El príncipe heredero Alfa está demasiado enamorado de mí - Capítulo 112
No había otra alternativa.
Debía proteger el continente, aunque eso significara…
El conde Bourbon comprendía perfectamente el dilema del emperador.
Hablaba de aniquilar Parman, de borrarlo del mapa por completo, pero la conciencia que había forjado durante años como un gobernante justo y recto se resistía a aceptar una matanza indiscriminada.

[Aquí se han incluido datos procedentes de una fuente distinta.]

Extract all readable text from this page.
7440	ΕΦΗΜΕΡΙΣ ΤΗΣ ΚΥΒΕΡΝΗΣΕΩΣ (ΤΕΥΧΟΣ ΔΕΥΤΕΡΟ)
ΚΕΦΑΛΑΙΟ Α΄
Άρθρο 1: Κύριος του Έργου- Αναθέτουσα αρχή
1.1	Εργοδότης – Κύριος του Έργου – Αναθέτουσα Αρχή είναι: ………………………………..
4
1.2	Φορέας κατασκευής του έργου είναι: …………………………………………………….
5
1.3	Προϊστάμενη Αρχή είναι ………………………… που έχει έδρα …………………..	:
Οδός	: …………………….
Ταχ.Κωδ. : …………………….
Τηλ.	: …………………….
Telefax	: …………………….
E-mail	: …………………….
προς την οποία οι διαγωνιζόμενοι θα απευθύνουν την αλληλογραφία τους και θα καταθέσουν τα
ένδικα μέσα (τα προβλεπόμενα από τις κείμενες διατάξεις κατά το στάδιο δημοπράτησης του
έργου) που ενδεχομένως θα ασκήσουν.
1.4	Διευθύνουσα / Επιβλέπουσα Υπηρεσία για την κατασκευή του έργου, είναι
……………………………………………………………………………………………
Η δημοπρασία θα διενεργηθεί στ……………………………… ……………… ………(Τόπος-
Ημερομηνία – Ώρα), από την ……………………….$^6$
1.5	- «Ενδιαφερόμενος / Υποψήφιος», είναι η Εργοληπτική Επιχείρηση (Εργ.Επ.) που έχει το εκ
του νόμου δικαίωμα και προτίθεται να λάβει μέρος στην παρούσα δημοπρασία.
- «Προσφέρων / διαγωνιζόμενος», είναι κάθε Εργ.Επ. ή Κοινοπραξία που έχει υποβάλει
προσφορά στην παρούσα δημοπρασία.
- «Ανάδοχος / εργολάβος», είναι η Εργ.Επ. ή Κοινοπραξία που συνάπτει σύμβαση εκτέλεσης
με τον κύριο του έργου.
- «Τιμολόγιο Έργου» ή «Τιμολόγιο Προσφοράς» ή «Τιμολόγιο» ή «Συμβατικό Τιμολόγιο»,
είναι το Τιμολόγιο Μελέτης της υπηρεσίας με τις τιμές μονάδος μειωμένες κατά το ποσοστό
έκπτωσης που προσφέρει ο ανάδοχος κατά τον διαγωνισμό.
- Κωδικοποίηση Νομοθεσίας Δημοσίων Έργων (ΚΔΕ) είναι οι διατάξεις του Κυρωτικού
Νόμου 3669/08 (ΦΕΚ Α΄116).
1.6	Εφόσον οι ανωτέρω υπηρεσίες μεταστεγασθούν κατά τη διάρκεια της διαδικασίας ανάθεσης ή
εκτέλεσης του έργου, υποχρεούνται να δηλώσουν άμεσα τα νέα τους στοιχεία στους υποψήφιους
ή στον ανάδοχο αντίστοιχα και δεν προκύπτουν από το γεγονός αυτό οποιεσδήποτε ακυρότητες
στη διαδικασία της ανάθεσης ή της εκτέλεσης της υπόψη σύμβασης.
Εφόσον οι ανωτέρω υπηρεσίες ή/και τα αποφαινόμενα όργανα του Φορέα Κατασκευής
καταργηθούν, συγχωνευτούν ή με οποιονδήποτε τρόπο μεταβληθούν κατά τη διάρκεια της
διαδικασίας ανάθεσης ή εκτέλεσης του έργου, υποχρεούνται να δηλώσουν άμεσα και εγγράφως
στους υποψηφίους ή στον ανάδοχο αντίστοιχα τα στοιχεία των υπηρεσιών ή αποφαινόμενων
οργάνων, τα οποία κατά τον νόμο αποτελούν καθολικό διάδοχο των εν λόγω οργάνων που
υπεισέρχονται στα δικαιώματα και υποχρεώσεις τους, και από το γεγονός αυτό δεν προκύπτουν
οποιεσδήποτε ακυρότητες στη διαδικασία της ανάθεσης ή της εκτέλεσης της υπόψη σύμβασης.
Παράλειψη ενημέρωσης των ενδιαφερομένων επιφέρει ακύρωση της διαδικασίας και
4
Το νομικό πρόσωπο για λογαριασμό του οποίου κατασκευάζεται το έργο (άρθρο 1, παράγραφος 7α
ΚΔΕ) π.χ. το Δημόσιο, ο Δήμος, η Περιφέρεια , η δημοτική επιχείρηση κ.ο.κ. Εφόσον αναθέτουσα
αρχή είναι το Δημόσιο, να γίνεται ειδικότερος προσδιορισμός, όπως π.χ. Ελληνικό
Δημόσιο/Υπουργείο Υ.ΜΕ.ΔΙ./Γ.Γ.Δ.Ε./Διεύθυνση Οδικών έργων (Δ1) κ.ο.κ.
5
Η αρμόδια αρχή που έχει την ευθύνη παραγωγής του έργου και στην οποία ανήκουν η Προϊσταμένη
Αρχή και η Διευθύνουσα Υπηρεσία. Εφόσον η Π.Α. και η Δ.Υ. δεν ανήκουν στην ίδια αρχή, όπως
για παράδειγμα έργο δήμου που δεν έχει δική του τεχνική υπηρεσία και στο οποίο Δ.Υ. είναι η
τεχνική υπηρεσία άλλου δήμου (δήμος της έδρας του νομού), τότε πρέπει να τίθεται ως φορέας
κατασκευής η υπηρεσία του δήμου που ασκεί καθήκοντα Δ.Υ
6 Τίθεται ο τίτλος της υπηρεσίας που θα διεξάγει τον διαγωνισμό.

Heineken dominaba el continente.
Y, aun así, Glenn seguía sintiéndose responsable de los ciudadanos de Parman, un reino al que apenas había prestado atención hasta entonces, como si fueran también su propio pueblo.
—Según el vizconde Drambuie, que permanece destinado en Lindbergh, el príncipe Carl Lindbergh sigue profundamente preocupado.
—Era de esperarse. Es demasiado blando de corazón.
Glenn suspiró mientras imaginaba a Carl devanándose los sesos para encontrar la manera de eliminar al rey de Parman sin poner en peligro a los civiles inocentes.
El conde Bourbon sonrió levemente al verlo masajearse la frente.
Aunque hablara con firmeza, el emperador tampoco era conocido precisamente por su crueldad.
—No, Majestad. Sus preocupaciones son otras.
—¿Otras?
Los ojos de Glenn se abrieron de par en par.
Recibía informes constantes y sin filtros sobre Carl Lindbergh.
La cantidad de soldados heridos y muertos en la frontera.
Las víctimas civiles atrapadas en medio del conflicto.
El príncipe incluso había descifrado la fórmula mágica a gran escala de Parman, aquella escrita en un idioma diferente.
Solo tenían que destruirla.
Sin embargo, él dudaba porque le preocupaban las personas que vivían sobre los túneles.
¿Qué otra cosa podía estar inquietándolo?
—El príncipe dijo… «ojo por ojo».
—¿Qué significa eso?
Glenn frunció el ceño, incorporándose en su asiento.
No conocía aquella expresión.
—Significa responder al daño con un castigo equivalente, Majestad. Devolver una agresión con la misma violencia.
—¿Qué?
Así que eso quería decir…
La mandíbula de Glenn cayó.
El conde Bourbon no recordaba haber visto una expresión tan desconcertada en el emperador desde hacía casi diez años.
Ver al hombre más poderoso del continente completamente perplejo le producía una extraña satisfacción.
Quizá por eso al Sumo Sacerdote le gustaba tanto molestarlo.
Se aclaró la garganta.
—Su intención es responder a la magia oscura de Parman… utilizando magia oscura. El problema es que duda de ser capaz de hacerlo.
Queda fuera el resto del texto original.